Türkiye'ye dair ayrıntı verilmedi ama bir ihtimal aileler olabilir
Raporda akıl hastalarının zincire vurulu ya da kafeste yaşadığına dair bulguların bulunduğu 60 ülke arasında Türkiye'de sayıldı ancak ayrıntılara yer verilmedi.
Türkiye'de yakın zaman içerisinde hastanelerde böyle bir uygulama olduğuna dair bir iddia kamuoyuna yansımadı.
Bu nedenle raporda Türkiye ile ilgilili iddianın hastanelerden ziyade hasta yakınlarına kendi evlerinde bakmaya çalışan ailelerden kaynaklanmış olabilme ihtimali bulunuyor.
Çünkü kimi zaman bazı ailelerin, hasta yakınlarını kontrol etmek için bağladığına dair iddialar medyada da haber oldu.
Ancak bu bireysel olaylardan ziyade zincire bağlama gibi geçmişte görülen bir uygulamanın halen akıl hastanelerinde olup olmadığını önce Sağlık Bakanlığı'na yönelttik. Bakanlık yetkilileri söz konusu iddianın doğru olmadığını savundu.
"Türkiye'de zincirle bağlanan hasta olmadı. Son 40 yıldır yok"
1994 ve 2003 yılları arasında neredeyse 10 yıl boyunca Bakırköy Ruh ve Sinir Hastalıkları'nın başhekimi olarak gören yapan Psikiyatrist Prof. Dr. Arif Verimli de bakanlık yetkilisiyle aynı görüşte.

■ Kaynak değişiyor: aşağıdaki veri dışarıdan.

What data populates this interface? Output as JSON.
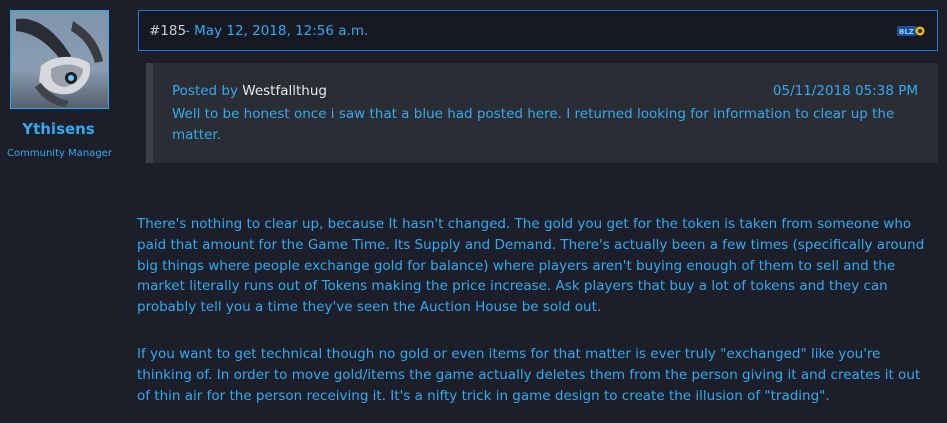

Verimli, iddiayla ilgili "Böyle bir şey asla yok. Bakın Türkiye'de herkes herkesi eleştirebilir ama asla zincirle bağlanan hasta olmadı. Son 40 yıldır yok" diye konuştu.
"Aksine ruh hastalarına çok önem verilir"
Söz konusu iddianın Türkiye'ye karşı önyargılı bir yaklaşımdan kaynaklandığını öne süren Verimli, "Türkiye'de ruh sağlığı hastanelerinde böyle bir şey asla söz konusu değil. Herhangi böyle bir şey hiç mümkün olmadı. Başhekim olarak görev yaptığım dönemin öncesini de biliyorum. Aksine ruh sağlığı hastalıklarına, hastalarına çok değer verilir" iddiasında bulundu
"Kaynaksız uluorta yazılmış haberlere itibar etmemek gerek"
1982 ve 1995 arasında Bakırköy Ruh ve Sinir Hastalıkları'nda görev yapan Alkol ve Uyuşturucu Madde Bağımlılıları Tedavi ve Araştırma Merkezi'nin (AMATEM) kurucuları arasında yer alan Psikiyatrist Prof.Dr. Mansur Beyazyürek, söz konusu iddianın doğru olmadığını iddia ederek şöyle konuştu:
Haberin hiçbir dayanağı yok. Hangi hastaneler? Neredeler? Uzaydan insanın beninin resminin çekilebildiği bir dönemde böyle kaynaksız uluorta yazılmış haberlere itibar etmemek gerek. Belli ki yazan konu bulamamış ortaçağ uygulamalarını sanki bugünlerdeymiş gibi yazmış, yazık.
"Kısıtlı ortamlar yaratılıyor süngerli odalar gibi. Zincire vurulma yok"
Aynı iddiayı Türk Tabibleri Birliği Genel Başkanlığı görevini yürüten Prof. Dr. Şebnem Korur Fincancı'ya da sorduk.
Fincancı, işkenceyle mücadele ve insan hakları konusunda tanınan, bilinen isimlerden biri.
Fincancı, doktorluğa başladığı 1980'li yılların başında Bakırköy'ün depo hastane olarak kullanıldığını belirterek, "Bu dönemde ailelerin baş edemediği hastaları getirerek hastaneye terk ettiğini, bu kişilerin kendilerine ve çevrelerine zarar vermemeleri için bir takım kısıtlama araçlarının kullanıldığını biliyoruz" dedikten sonra sözlerine şöyle devam etti:
Ama şimdi modern psikiyartri yöntemleri içinde hastanın kendine zarar vermeyeceği kısıtlı ortamlar yaratılıyor süngerli odalar gibi. Dolayısıyla zincire vurulması gibi bir şey yok. Çok eskiden uygulanmış olabilir. Bu yöntem günümüzde daha çok yoksul ülkelerde uygulanıyor.